RIVER NORTH — A development planned to be built up from within the Giordano's building at 740 N. Rush St. calls for a 45-story, glass-walled Hyatt hotel that would house a mix of 620 suite and extended-stay rooms, Albert Friedman of Friedman Properties told a packed room of area residents at a community meeting Monday.
The four-story brick building now at the corner of Rush and Superior streets would remain, Friedman said, but the pizza restaurant would move to the building's second floor, freeing the street level for three new storefronts. The 444-foot glass-walled tower would extend upward from within the brick footprint.
"Candidly," Friedman said, the existing conditions at that corner are "rather dark, rather unpleasant and not necessarily the street that I would choose to walk down."
The planned development is "not just about the hotel," he said. "We’re adding new retail all around on the ground floor … if you think about it, you go from Michigan Avenue in this direction, and you see the beautiful Sax store, but there's no entrance. Its not pedestrian friendly. Other than the Peninsula Hotel there's nothing on that street."
Adding better lighting, 24-hour security and new retail shops to the corner would "bring pedestrian traffic in a westerly direction.”
While area residents at the packed community meeting led by Ald. Brendan Reilly (42nd) were fine with more foot traffic, they were adamant that the development team promise to keep cars to a minimum in the neighborhood.
“It has become quite clear which parts of the infrastructure aren’t working right now," Reilly conceded after several attendees voiced concerns about how valet parking is handled at the nearby Peninsula Hotel. "The Peninsula driveway situation is not satisfactory.”
To prevent similar gridlock, Friedman and partners Norr and traffic consultants at TADI pointed to a planned five-foot "lay-by lane" at the north end of Superior Street where "no more than four cars" will be staged at a time, Friedman said.
The lane would be used for taxis and retrieving valeted cars.
TADI traffic engineer Peter Lemmon estimated the hotel's 620 rooms could generate a need for 40-50 parking spaces nightly.
"About 30 percent of the people coming to hotels such as this are coming by car, whether that’s their own car or by cab," Lemmon said. "Approximately 80 percent are making those trips by taxi."

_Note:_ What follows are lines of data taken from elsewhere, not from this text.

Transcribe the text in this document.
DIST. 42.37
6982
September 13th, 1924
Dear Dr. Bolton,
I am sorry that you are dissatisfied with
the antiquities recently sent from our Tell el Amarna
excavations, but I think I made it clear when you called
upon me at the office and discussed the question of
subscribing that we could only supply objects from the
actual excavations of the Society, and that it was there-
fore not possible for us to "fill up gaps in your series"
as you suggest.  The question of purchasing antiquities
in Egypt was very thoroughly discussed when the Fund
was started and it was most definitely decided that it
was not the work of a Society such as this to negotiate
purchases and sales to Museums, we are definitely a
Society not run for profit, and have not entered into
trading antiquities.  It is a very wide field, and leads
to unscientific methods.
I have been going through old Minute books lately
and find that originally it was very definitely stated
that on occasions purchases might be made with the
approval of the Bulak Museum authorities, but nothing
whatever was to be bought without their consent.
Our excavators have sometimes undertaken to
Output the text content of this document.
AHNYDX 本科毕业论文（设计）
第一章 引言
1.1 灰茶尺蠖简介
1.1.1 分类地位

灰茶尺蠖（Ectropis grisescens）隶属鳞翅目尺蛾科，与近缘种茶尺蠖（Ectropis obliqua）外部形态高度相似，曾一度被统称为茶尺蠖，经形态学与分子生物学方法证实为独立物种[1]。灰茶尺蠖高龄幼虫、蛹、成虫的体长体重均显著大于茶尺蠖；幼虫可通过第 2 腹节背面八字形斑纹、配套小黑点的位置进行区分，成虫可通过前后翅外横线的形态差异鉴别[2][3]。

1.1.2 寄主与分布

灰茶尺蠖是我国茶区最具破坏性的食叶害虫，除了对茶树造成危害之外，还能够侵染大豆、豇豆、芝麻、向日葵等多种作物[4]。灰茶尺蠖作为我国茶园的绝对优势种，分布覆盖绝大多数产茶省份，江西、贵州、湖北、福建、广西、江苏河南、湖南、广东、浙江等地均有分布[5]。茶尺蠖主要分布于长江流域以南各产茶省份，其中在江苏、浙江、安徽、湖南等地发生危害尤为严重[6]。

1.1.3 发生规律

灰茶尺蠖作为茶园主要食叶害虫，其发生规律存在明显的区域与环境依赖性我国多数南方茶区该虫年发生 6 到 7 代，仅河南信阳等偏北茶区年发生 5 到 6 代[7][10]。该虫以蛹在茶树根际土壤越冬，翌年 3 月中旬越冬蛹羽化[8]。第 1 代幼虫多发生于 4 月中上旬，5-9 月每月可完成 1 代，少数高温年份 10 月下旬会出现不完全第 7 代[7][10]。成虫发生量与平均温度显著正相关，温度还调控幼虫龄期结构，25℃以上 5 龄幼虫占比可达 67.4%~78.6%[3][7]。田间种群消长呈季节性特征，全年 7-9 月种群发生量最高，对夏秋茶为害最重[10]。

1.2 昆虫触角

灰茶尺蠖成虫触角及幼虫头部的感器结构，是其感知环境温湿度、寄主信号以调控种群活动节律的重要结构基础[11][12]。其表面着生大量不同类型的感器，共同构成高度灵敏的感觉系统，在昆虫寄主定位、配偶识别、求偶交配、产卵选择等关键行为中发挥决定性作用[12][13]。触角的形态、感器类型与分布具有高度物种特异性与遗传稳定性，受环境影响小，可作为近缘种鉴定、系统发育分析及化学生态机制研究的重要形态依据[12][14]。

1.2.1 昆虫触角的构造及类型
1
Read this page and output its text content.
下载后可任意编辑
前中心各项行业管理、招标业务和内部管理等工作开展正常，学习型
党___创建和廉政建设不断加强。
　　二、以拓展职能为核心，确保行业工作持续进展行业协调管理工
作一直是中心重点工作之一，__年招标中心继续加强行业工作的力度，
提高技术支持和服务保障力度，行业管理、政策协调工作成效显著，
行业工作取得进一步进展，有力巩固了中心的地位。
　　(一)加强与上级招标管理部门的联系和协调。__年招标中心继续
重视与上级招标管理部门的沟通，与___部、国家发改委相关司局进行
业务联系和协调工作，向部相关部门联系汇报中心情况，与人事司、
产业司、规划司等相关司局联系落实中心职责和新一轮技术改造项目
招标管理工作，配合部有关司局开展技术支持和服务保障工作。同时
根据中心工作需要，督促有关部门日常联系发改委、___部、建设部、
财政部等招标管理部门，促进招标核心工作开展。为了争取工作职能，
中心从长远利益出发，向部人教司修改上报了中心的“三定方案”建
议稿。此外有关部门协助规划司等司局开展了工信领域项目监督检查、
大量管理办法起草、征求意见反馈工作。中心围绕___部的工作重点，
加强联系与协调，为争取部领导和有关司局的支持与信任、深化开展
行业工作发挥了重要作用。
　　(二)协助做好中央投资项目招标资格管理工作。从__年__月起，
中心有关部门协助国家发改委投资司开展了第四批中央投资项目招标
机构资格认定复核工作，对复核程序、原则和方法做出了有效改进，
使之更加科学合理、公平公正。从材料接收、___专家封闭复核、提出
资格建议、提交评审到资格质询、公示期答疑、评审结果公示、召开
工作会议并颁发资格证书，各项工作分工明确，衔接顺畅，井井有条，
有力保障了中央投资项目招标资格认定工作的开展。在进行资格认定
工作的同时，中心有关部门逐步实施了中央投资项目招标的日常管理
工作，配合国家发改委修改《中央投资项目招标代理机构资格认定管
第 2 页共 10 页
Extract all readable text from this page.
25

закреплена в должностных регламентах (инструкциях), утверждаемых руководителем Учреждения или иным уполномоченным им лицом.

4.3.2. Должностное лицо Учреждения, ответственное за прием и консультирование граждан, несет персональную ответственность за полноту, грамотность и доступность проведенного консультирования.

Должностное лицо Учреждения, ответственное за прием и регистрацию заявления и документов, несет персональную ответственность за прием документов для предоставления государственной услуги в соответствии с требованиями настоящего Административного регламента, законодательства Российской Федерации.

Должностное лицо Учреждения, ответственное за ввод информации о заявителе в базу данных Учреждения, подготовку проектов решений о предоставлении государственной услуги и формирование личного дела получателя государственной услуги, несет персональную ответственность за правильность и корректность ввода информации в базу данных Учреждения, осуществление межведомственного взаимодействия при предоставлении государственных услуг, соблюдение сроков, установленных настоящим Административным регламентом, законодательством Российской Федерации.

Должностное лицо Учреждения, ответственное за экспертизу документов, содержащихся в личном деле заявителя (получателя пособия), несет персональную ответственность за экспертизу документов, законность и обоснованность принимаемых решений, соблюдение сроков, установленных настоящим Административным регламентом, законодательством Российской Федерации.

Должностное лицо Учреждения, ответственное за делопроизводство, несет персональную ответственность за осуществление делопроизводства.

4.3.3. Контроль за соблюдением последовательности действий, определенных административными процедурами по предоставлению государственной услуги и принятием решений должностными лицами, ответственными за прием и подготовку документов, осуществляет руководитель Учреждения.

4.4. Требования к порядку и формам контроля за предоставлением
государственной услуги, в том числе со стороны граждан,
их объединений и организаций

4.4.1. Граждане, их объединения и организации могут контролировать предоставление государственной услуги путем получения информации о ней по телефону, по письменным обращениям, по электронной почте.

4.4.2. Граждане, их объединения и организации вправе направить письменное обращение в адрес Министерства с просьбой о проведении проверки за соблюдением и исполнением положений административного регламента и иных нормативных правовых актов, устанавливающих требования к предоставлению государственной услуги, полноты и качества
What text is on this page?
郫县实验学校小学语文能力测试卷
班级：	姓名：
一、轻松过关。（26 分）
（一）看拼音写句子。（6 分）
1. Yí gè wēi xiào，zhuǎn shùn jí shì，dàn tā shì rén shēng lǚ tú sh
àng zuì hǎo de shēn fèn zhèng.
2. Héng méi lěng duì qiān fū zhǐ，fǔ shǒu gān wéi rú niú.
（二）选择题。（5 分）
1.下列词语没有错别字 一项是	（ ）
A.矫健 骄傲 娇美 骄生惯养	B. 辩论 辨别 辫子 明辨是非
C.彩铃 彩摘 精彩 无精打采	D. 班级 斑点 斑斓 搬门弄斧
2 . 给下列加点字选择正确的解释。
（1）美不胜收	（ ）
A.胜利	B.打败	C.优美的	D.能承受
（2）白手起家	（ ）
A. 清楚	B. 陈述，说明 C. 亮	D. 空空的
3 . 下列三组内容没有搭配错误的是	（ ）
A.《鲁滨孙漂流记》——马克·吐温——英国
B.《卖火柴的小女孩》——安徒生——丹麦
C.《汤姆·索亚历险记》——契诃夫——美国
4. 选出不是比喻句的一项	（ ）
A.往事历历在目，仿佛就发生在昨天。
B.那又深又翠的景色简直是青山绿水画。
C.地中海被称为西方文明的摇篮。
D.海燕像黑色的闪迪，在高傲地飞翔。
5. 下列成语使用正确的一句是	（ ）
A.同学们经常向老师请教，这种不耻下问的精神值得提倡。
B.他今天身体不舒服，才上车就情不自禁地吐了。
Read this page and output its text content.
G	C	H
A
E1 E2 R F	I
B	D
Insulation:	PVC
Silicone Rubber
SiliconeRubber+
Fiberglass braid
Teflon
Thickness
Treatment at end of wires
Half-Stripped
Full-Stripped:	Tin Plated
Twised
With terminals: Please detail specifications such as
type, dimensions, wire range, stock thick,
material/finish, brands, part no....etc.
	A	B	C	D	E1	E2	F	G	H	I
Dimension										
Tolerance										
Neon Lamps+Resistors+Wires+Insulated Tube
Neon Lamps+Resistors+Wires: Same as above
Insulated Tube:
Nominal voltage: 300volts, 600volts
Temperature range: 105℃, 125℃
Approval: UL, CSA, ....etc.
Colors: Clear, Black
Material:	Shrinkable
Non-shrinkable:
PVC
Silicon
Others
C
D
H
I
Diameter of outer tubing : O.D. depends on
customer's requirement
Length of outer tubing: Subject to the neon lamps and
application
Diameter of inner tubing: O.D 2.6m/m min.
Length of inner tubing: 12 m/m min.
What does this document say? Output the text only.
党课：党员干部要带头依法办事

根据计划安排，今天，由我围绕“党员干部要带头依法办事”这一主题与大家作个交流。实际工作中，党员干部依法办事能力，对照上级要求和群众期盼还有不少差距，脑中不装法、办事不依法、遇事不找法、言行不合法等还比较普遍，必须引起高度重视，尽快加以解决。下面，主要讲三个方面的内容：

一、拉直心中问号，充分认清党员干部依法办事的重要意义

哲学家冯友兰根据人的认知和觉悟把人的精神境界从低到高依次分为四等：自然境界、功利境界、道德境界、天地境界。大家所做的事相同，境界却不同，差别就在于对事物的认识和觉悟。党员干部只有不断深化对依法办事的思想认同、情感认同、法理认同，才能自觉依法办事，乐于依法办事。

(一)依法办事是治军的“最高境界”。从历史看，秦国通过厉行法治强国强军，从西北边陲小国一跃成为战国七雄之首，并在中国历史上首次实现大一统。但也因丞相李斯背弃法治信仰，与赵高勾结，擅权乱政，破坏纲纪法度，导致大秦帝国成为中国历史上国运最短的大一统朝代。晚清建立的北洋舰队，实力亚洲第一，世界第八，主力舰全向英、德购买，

But residents balked when Jim Buczek, senior vice president of Standard Parking, which has been tapped to manage the hotel's parking situation, said "in very close proximity there’s approximately 300 spaces available where we would be able to provide excellent valet service with a quick turnaround time."
Tenants of the nearby Fordham Building said that it regularly takes them 10 to 15 minutes to get their car out of the garage on weekends, and guest parking is often unavailable.
Buczek said spaces are available during the week at 1 W. Superior St., 2 E. Superior St., the Chicagoan building, the Olympia Center, and 900 N. Michigan Ave. Additional parking spaces are available on Northwestern's campus, which Standard Parking also manages, Buczek said.
As an alternative, attendees at the meeting suggested the building should include a parking garage so that hotel guests don't poach street and garage parking from residents and their guests.
While Reilly conceded that when he first ran for election in 2007, adding parking to River North "was my stump speech," he said that in the last seven years "what we've learned is that we want to press down the number of parking spaces to the bare minimum so the sites can function, but push that parking capacity away from these densely congested areas."
“What I learned is if you build lots of parking storage, they will come," he said. "It's like the 'Field of Dreams.' You build a garage, guess what, it becomes a magnet for vehicular congestion."
Reilly stressed at the meeting that the development plan presented was "only a proposal," and said resident feedback would be key in refining the idea before it moves forward.